Si bien la Universidad de Valencia se adscribió a las pautas más avanzadas de la medicina de su tiempo (la anatomía de Vesalio o la química de Paracelso) y la de Salamanca incluyó la doctrina de Copérnico entre sus Constituciones, la realidad es que la nueva ciencia que llega a España a fines del siglo XVII lo hace al margen de la Universidad, como, de hecho, ocurre en Europa. Las críticas que los intelectuales españoles hicieron a sus Universidades también las expresaron Rabelais y Montaigne hacia la Sorbona.

En definitiva, no hubo revolución educativa. La Universidad siguió firmemente atada a un conservadurismo siempre interesado en satisfacer la demanda profesional de funcionarios y en reproducir la tramoya de los valores domésticos.
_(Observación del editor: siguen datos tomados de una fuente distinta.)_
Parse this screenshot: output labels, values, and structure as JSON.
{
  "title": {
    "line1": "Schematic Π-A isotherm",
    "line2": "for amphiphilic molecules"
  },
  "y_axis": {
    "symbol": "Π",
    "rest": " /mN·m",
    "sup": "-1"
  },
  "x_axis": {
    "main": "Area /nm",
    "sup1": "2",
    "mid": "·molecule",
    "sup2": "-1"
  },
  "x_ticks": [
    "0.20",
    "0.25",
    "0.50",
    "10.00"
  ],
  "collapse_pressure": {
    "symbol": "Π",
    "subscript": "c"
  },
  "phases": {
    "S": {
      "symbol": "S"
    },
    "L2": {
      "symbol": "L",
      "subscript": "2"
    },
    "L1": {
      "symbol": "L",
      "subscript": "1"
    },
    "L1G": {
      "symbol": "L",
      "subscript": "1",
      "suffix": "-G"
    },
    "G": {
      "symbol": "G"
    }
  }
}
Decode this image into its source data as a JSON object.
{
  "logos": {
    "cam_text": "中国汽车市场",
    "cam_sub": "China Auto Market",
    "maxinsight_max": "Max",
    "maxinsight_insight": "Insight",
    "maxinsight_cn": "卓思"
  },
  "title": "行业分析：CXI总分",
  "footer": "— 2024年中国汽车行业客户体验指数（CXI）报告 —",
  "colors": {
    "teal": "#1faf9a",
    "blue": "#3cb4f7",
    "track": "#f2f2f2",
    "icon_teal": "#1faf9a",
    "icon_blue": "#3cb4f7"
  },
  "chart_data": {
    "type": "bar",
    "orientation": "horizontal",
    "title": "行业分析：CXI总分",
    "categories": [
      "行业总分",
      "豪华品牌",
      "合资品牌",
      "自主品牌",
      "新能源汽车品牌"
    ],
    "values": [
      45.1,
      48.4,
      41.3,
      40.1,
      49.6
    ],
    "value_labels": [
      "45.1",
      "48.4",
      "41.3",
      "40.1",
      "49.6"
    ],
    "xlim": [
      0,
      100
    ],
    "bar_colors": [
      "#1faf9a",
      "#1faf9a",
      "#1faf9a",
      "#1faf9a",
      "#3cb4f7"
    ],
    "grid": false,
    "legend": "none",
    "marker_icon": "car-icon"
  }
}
En los siglos XVI y XVII siguió caracterizada por el corporativismo que adscribía a maestros y alumnos a una concepción gremialista y defensiva del saber. La educación universitaria nunca pudo competir con la eficacia de otros medios de comunicación como el púlpito o el confesionario. Las advertencias de Quevedo al rey ("en la ignorancia de los pueblos está el dominio de los príncipes, el estudio que les advierte les amonita (...) Príncipes, temed al que no tiene otra cosa que hacer sino imaginar y escribir"), no podían provocar una reacción en una Universidad que se permitió muy pocas veces la tentación de pensar.